The Levi-Civita tensor and symbol are often used in physics and math to treat expressions through duality rather than directly--even when, in my opinion, this obscures the real physics of the problem or covers up for a shortcoming of the notation. Just the other day around here we had a question about building up 4-volumes from a single plane. Geometrically, this is obvious--you can't build a 4-volume from a single plane. But in index notation, it was cumbersome at best, involving finding the dual plane through use of the Levi-Civita tensor and taking traces.
Overall, the Levi-Civita tensor and its many indices can be difficult to work with, especially in arbitrary coordinate systems. I once heard a professor bemoan that all the identities another professor had taught students with Levi-Civita had only used the symbol--i.e. the tensor in cartesian coordinates--and so they weren't valid in arbitrary coordinate systems. The solution suggested was to teach students about tensor densities, which was met with skepticism at best, since there were only three professors in the whole department that, in the other professor's view, either cared about or even knew about tensor densities. I think part of this view is why the Levi-Civita symbol is often used instead; it's just easier to prove some things in cartesian coordinates, even if the resulting expression is not really correct (not really a tensor because the metric determinant has been ignored, etc.).
1.) Always choose indices in such a way that the free indices on both sides of the equation match. Furthermore, make sure that you don't mix up summation indices of different summations.

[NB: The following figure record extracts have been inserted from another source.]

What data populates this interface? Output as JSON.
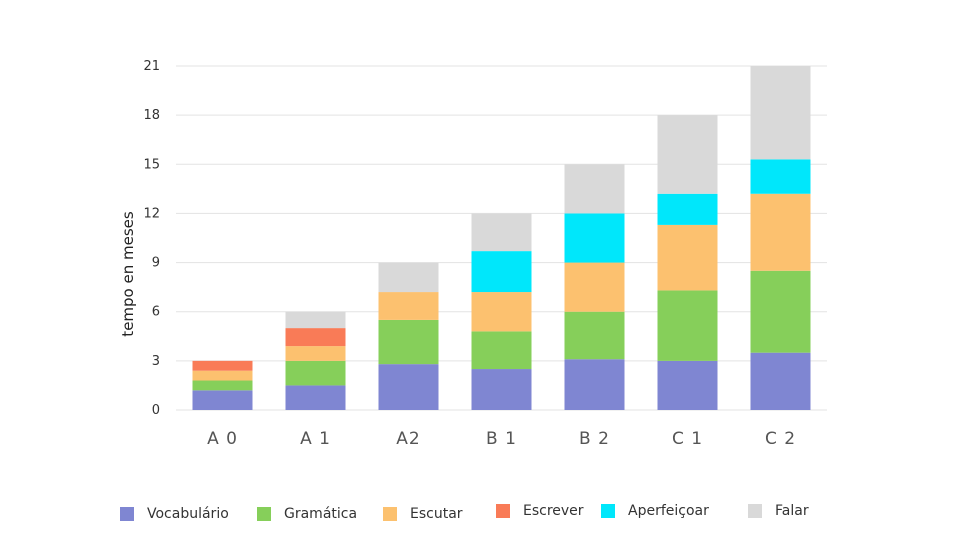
{
  "chart_data": {
    "type": "bar",
    "stacked": true,
    "categories": [
      "A 0",
      "A 1",
      "A2",
      "B 1",
      "B 2",
      "C 1",
      "C 2"
    ],
    "ylabel": "tempo en meses",
    "ylim": [
      0,
      21
    ],
    "yticks": [
      0,
      3,
      6,
      9,
      12,
      15,
      18,
      21
    ],
    "grid": true,
    "legend_position": "bottom",
    "series": [
      {
        "name": "Vocabulário",
        "color": "#7f86d2",
        "values": [
          1.2,
          1.5,
          2.8,
          2.5,
          3.1,
          3.0,
          3.5
        ]
      },
      {
        "name": "Gramática",
        "color": "#86cf5a",
        "values": [
          0.6,
          1.5,
          2.7,
          2.3,
          2.9,
          4.3,
          5.0
        ]
      },
      {
        "name": "Escutar",
        "color": "#fcc16f",
        "values": [
          0.6,
          0.9,
          1.7,
          2.4,
          3.0,
          4.0,
          4.7
        ]
      },
      {
        "name": "Escrever",
        "color": "#f97b57",
        "values": [
          0.6,
          1.1,
          0,
          0,
          0,
          0,
          0
        ]
      },
      {
        "name": "Aperfeiçoar",
        "color": "#00e7fb",
        "values": [
          0,
          0,
          0,
          2.5,
          3.0,
          1.9,
          2.1
        ]
      },
      {
        "name": "Falar",
        "color": "#d9d9d9",
        "values": [
          0,
          1.0,
          1.8,
          2.3,
          3.0,
          4.8,
          5.7
        ]
      }
    ]
  }
}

2.) Linearity implies that if you enter a sum as the argument of a Poisson brackets, you get a sum of Poisson brackets, with each of them having a single term your original sum as the argument, i.e.
\begin{equation}[\Sigma^N_{\alpha=1}B_\alpha,A]=[B_1,A]+[B_2,A]+[B_3,A]+\ldots+[B_N,A] \end{equation}
3.) If you mean something like
\begin{equation}\epsilon_{ijk}(A_{jl}\delta_{lk}+B_{kl}\delta_{jl})=\epsilon_{ijk}A_{jl}\delta_{lk}+\epsilon_{ijk}B_{kl}\delta_{jl}=\epsilon_{ijk}A_{jk}+\epsilon_{ijk}B_{kj},\end{equation}
the answer is yes.
Best Answer
The basic problem is that in $n$ dimensions you have $n$ indices on your orientation tensor so you have to map a $[q, 0]$-tensor to a $[0, n-q]$-tensor with one application.
You can probably get it with two, that is in $n$ dimensions we probably would have $$A^{[ab]} = \frac12 A^{ab} - \frac12 A^{ba} \propto \epsilon^{abcd\dots p} ~\epsilon_{cd\dots pqr}~A^{qr}$$ but there is a reason that this is a “weird thing to do” and it's that you can antisymmetrize in a non-orientable space so these notions must be formally separate, and we are here just describing a property that the orientation tensor should have when it exists.